Louisiana law allows a school principal to suspend from school or suspend from riding on any school bus any pupil who is guilty of willful disobedience, treats a school professional with intentional disrespect or makes an unfounded charge against him, uses “unchaste or profane language,” or is guilty of immoral or vicious practices. In addition, a student may be suspended for using tobacco or possessing drugs or alcohol on school property or buses, disturbing the school, vandalizing school property, possessing a weapon, violating traffic or safety regulations, being habitually tardy or absent, or committing any other serious offense (L.R.S. 416A(3)(i, et seq.))).

Tennessee uses different standards for imposing in-school and out-of-school suspensions. Sufficient reasons for out-of-school suspension include willful and persistent violation of school rules or truancy, immoral or disreputable conduct or profane language; violence or threatened violence against school staff; vandalism; possession of firearms, knives, or drugs on school property; and assaulting school professionals with vulgar, obscene, or threatening language (T.C.A. 49-6-3401).

Students can receive in-school suspension for behavior which adversely affects the safety and well-being of other pupils; behavior which disrupts a class or school-sponsored activity; and disorderly conduct or lack of discipline in a class, school-sponsored activity, or on the school campus.

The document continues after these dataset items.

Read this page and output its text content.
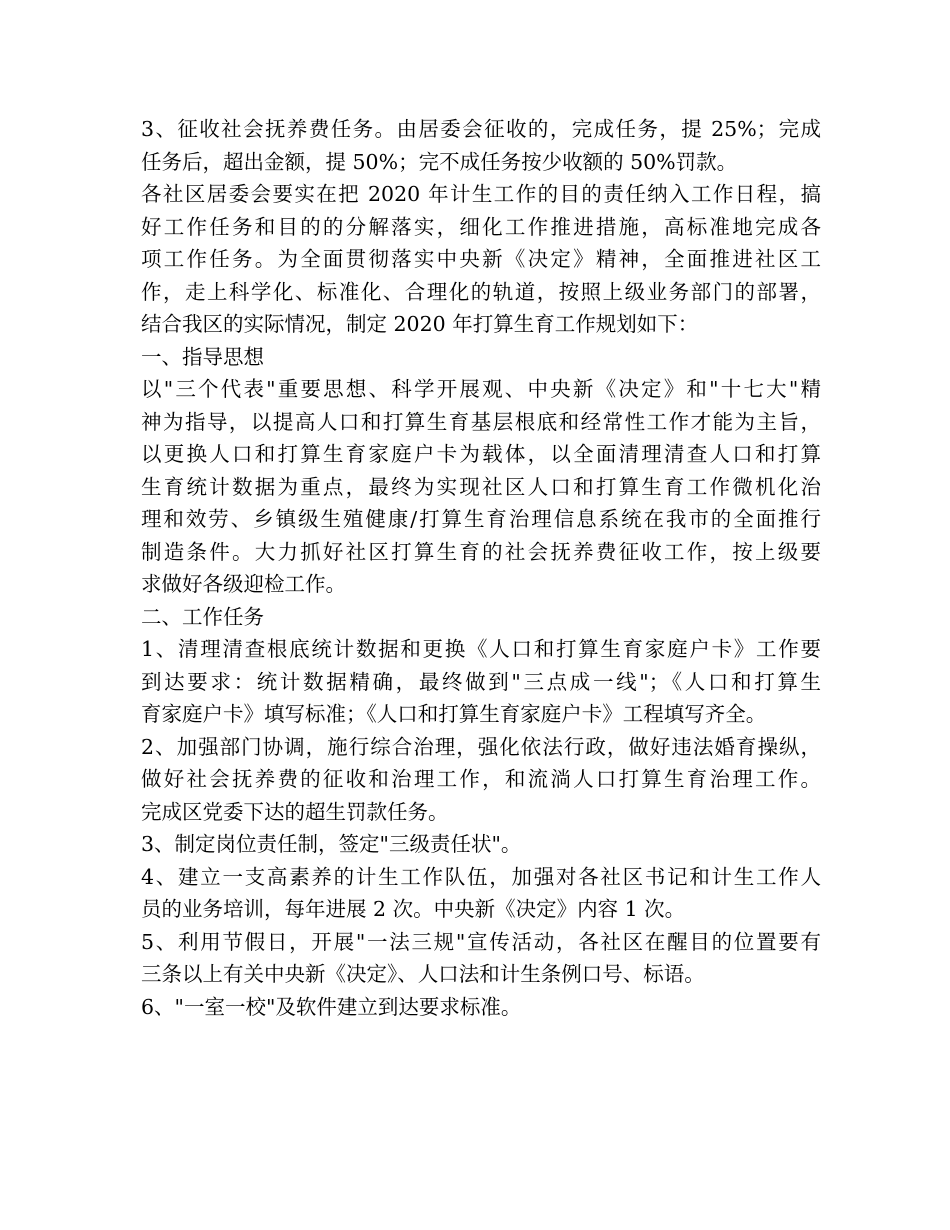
3、征收社会抚养费任务。由居委会征收的，完成任务，提 25%；完成
任务后，超出金额，提 50%；完不成任务按少收额的 50%罚款。
各社区居委会要实在把 2020 年计生工作的目的责任纳入工作日程，搞
好工作任务和目的的分解落实，细化工作推进措施，高标准地完成各
项工作任务。为全面贯彻落实中央新《决定》精神，全面推进社区工
作，走上科学化、标准化、合理化的轨道，按照上级业务部门的部署，
结合我区的实际情况，制定 2020 年打算生育工作规划如下：
一、指导思想
以"三个代表"重要思想、科学开展观、中央新《决定》和"十七大"精
神为指导，以提高人口和打算生育基层根底和经常性工作才能为主旨，
以更换人口和打算生育家庭户卡为载体，以全面清理清查人口和打算
生育统计数据为重点，最终为实现社区人口和打算生育工作微机化治
理和效劳、乡镇级生殖健康/打算生育治理信息系统在我市的全面推行
制造条件。大力抓好社区打算生育的社会抚养费征收工作，按上级要
求做好各级迎检工作。
二、工作任务
1、清理清查根底统计数据和更换《人口和打算生育家庭户卡》工作要
到达要求：统计数据精确，最终做到"三点成一线"；《人口和打算生
育家庭户卡》填写标准；《人口和打算生育家庭户卡》工程填写齐全。
2、加强部门协调，施行综合治理，强化依法行政，做好违法婚育操纵，
做好社会抚养费的征收和治理工作，和流淌人口打算生育治理工作。
完成区党委下达的超生罚款任务。
3、制定岗位责任制，签定"三级责任状"。
4、建立一支高素养的计生工作队伍，加强对各社区书记和计生工作人
员的业务培训，每年进展 2 次。中央新《决定》内容 1 次。
5、利用节假日，开展"一法三规"宣传活动，各社区在醒目的位置要有
三条以上有关中央新《决定》、人口法和计生条例口号、标语。
6、"一室一校"及软件建立到达要求标准。
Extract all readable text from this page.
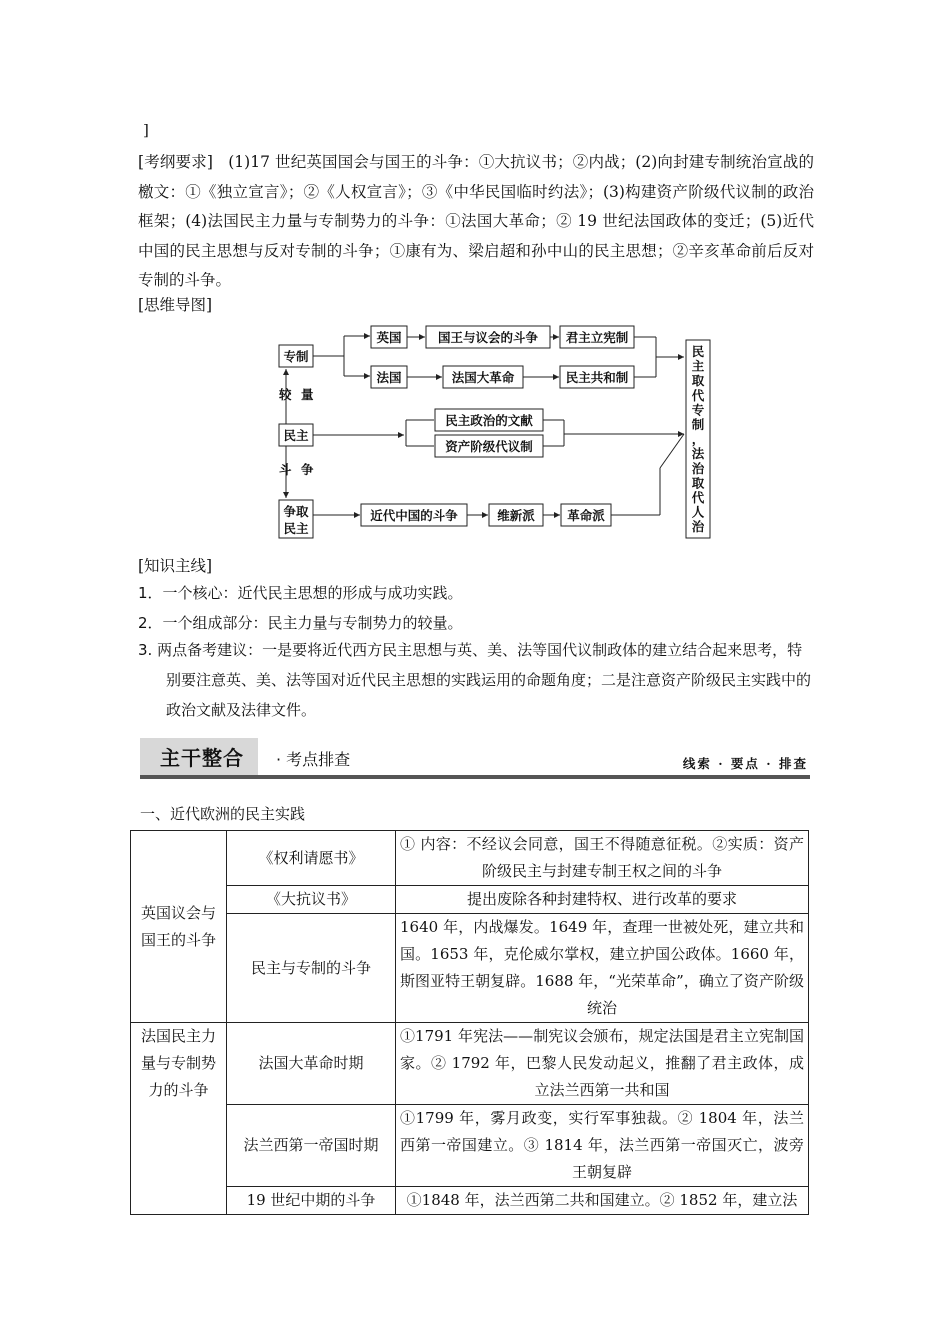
]
[考纲要求] (1)17 世纪英国国会与国王的斗争：①大抗议书；②内战；(2)向封建专制统治宣战的檄文：①《独立宣言》；②《人权宣言》；③《中华民国临时约法》；(3)构建资产阶级代议制的政治框架；(4)法国民主力量与专制势力的斗争：①法国大革命；② 19 世纪法国政体的变迁；(5)近代中国的民主思想与反对专制的斗争；①康有为、梁启超和孙中山的民主思想；②辛亥革命前后反对专制的斗争。
[思维导图]
专制
民主
争取
民主
较 量
斗 争
英国	国王与议会的斗争 君主立宪制
法国	法国大革命	民主共和制
民主政治的文献
资产阶级代议制
近代中国的斗争	维新派	革命派
民
主
取
代
专
制
，
法
治
取
代
人
治
[知识主线]
1．一个核心：近代民主思想的形成与成功实践。
2．一个组成部分：民主力量与专制势力的较量。
3. 两点备考建议：一是要将近代西方民主思想与英、美、法等国代议制政体的建立结合起来思考，特别要注意英、美、法等国对近代民主思想的实践运用的命题角度；二是注意资产阶级民主实践中的政治文献及法律文件。
主干整合 · 考点排查	线索 · 要点 · 排查
一、近代欧洲的民主实践
英国议会与国王的斗争	《权利请愿书》	① 内容：不经议会同意，国王不得随意征税。②实质：资产阶级民主与封建专制王权之间的斗争
	《大抗议书》	提出废除各种封建特权、进行改革的要求
	民主与专制的斗争	1640 年，内战爆发。1649 年，查理一世被处死，建立共和国。1653 年，克伦威尔掌权，建立护国公政体。1660 年，斯图亚特王朝复辟。1688 年，“光荣革命”，确立了资产阶级统治
法国民主力量与专制势力的斗争	法国大革命时期	①1791 年宪法——制宪议会颁布，规定法国是君主立宪制国家。② 1792 年，巴黎人民发动起义，推翻了君主政体，成立法兰西第一共和国
	法兰西第一帝国时期	①1799 年，雾月政变，实行军事独裁。② 1804 年，法兰西第一帝国建立。③ 1814 年，法兰西第一帝国灭亡，波旁王朝复辟
	19 世纪中期的斗争	①1848 年，法兰西第二共和国建立。② 1852 年，建立法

Tennessee students given an in-school suspension in excess of one day must either go to special classes solely for students guilty of misconduct or be placed in an isolated area appropriate for study. They must complete academic requirements. They are counted as part of the public school attendance in the same way as students who attend regular classes.


Kentucky is one of many states to impose strict due process procedures for suspending students. It requires a pupil to receive oral or written notice of the charges against him, which constitute the cause for his suspension. The pupil must also receive an explanation of the evidence of the charges if the pupil denies them, and must have an opportunity to present his own version of the facts relating to the charges (K.R.S. 158.150).

These procedures must precede any suspension from the public schools, unless immediate suspension is essential. In such cases, the due process procedures must follow the suspension as soon as possible, but no later than three school days after the suspension. The superintendent, principal, assistant principal, or head teacher may suspend a pupil, but must immediately report the action in writing to the superintendent and the pupil's parent or guardian. Suspension of so-called “exceptional,” or disabled, children for more than 10 days during a school year is considered a change of placement and must be reviewed by an admissions and release committee.